Moriva dieci anni fa l’uomo che ha riportato il ciclismo nel cuore della gente, strappando urla e lacrime come nessuno mai.
di Alessandro Ingaria
14 febbraio 2014 – Il quattordici febbraio 2004 moriva Marco Pantani. Una notizia arrivata in serata, amara come la polvere di caffè. Così terminava la parabola di uno dei più grandi scalatori del ciclismo mondiale.
A cavallo della bicicletta Pantani era un genio. E come tale, colmo di sregolatezza. Caratteristica che lo rese un personaggio poco gradito, in un ambiente pervaso di atteggiamenti reazionari.
La leggenda narra che durante una tappa clou di una delle sue ultime partecipazioni al giro d’Italia, il suo direttore sportivo gli negò la possibilità di utilizzare le ruote leggere. Un comportamento da padre autoritario nei confronti di un bambino bizzoso, a scopo punitivo. E sempre la leggenda narra che Mario Cipollini, il Re Leone, gli prestò le sue. Pantani era troppo per il mondo del ciclismo. Per certi versi era paragonabile a Diego Armando Maradona; incontenibile in campo e difficile da gestire fuori.
Le valli ruggivano quando passava il Pirata. Nell’ultimo giro d’Italia a cui partecipò, nonostante fosse attardato in classifica generale e nella fase finale della carriera, le urla dei tifosi furono tali che la maglia rosa Gilberto Simoni transitò per prima, ma quasi inosservata. La gente ha pianto quando Pantani è morto. Il ciclismo deve molto a questo ragazzo, troppo fragile per sopportare l’enorme pressione a cui era sottoposto e troppo grande per il “piccolo” ciclismo italiano, incapace di gestire il diamante grezzo avuto in dono.
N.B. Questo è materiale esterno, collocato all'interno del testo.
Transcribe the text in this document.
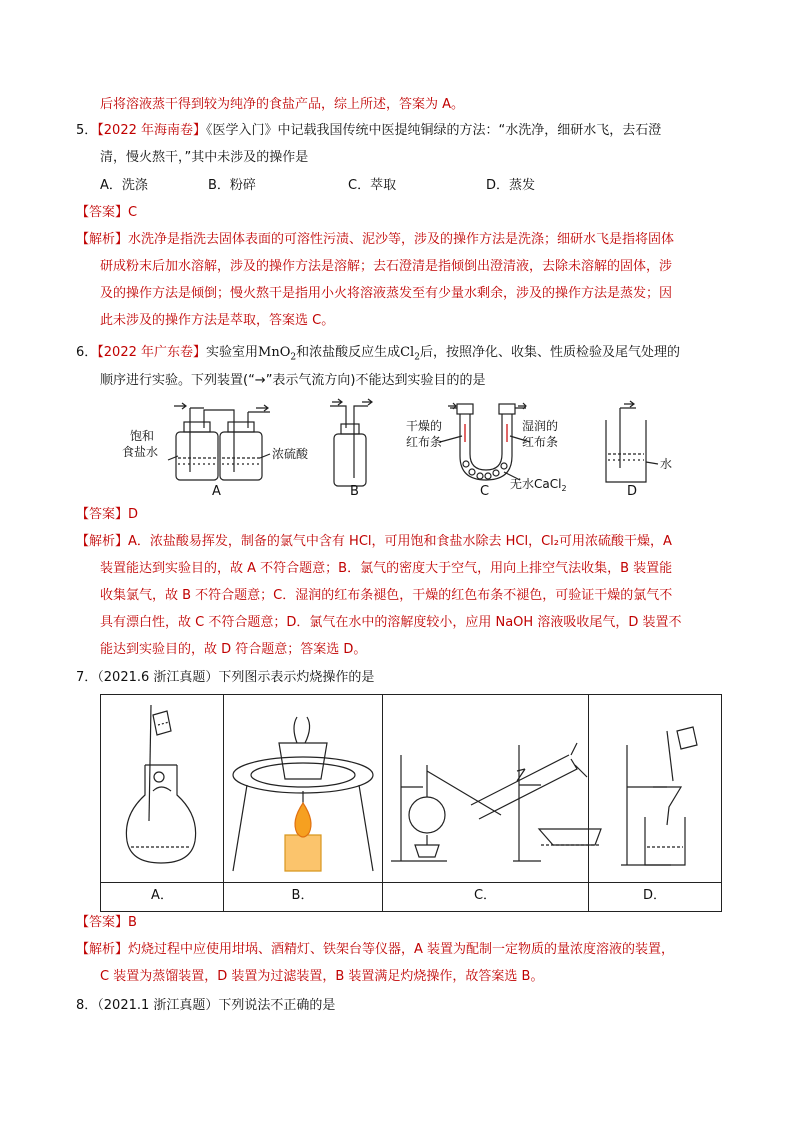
后将溶液蒸干得到较为纯净的食盐产品，综上所述，答案为 A。
5．【2022 年海南卷】《医学入门》中记载我国传统中医提纯铜绿的方法：“水洗净，细研水飞，去石澄
清，慢火熬干，”其中未涉及的操作是
A．洗涤	B．粉碎	C．萃取	D．蒸发
【答案】C
【解析】水洗净是指洗去固体表面的可溶性污渍、泥沙等，涉及的操作方法是洗涤；细研水飞是指将固体
研成粉末后加水溶解，涉及的操作方法是溶解；去石澄清是指倾倒出澄清液，去除未溶解的固体，涉
及的操作方法是倾倒；慢火熬干是指用小火将溶液蒸发至有少量水剩余，涉及的操作方法是蒸发；因
此未涉及的操作方法是萃取，答案选 C。
6．【2022 年广东卷】实验室用MnO$_2$和浓盐酸反应生成$Cl_2$后，按照净化、收集、性质检验及尾气处理的
顺序进行实验。下列装置(“→”表示气流方向)不能达到实验目的的是
饱和
食盐水	浓硫酸
干燥的
红布条
湿润的
红布条
无水CaCl$_2$
水
A	B	C	D
【答案】D
【解析】A．浓盐酸易挥发，制备的氯气中含有 HCl，可用饱和食盐水除去 HCl，Cl₂可用浓硫酸干燥，A
装置能达到实验目的，故 A 不符合题意；B．氯气的密度大于空气，用向上排空气法收集，B 装置能
收集氯气，故 B 不符合题意；C．湿润的红布条褪色，干燥的红色布条不褪色，可验证干燥的氯气不
具有漂白性，故 C 不符合题意；D．氯气在水中的溶解度较小，应用 NaOH 溶液吸收尾气，D 装置不
能达到实验目的，故 D 符合题意；答案选 D。
7．（2021.6 浙江真题）下列图示表示灼烧操作的是
A．	B．	C．	D．
【答案】B
【解析】灼烧过程中应使用坩埚、酒精灯、铁架台等仪器，A 装置为配制一定物质的量浓度溶液的装置，
C 装置为蒸馏装置，D 装置为过滤装置，B 装置满足灼烧操作，故答案选 B。
8．（2021.1 浙江真题）下列说法不正确的是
Un atleta in grado di risollevare un intero settore, quello della vendita di biciclette, come nessuno mai in precedenza. Un ragazzo lasciato in balia di squali e apprendisti manager, capaci più che altro di fare comparsate in TV sostenendo che mangiare troppe bistecche, o ricevere in regalo le caramelle colombiane della zia, potesse causare positività ai controlli antidoping.
Chi l’ha conosciuto lo ricorda come un ragazzo tendente alla depressione, in un mondo cinico come pochi; un sistema dove una positività al doping è sempre a carico del ciclista, nonostante le leggi che tutelano il lavoratore, per sua natura elemento debole della catena. Un mondo dove non esistono gli eroi, ma solo persone che inseguono un sogno coltivato sin da bambino. E quello di Marco era legato a due ruote, alla salita e alla fatica, alle gare e al calore dei tifosi.
Vedere gli scatti di Pantani era come assistere ad un goal di Maradona; ci si ritrovava inginocchiati davanti alla TV urlando “Vai Pirata”. Pantani non c’è più, ma rimane l’immagine di quel ragazzo che non è mai diventato uomo, consumato da un mondo che l’ha reso milionario, per poi gettarlo via come un preservativo usato.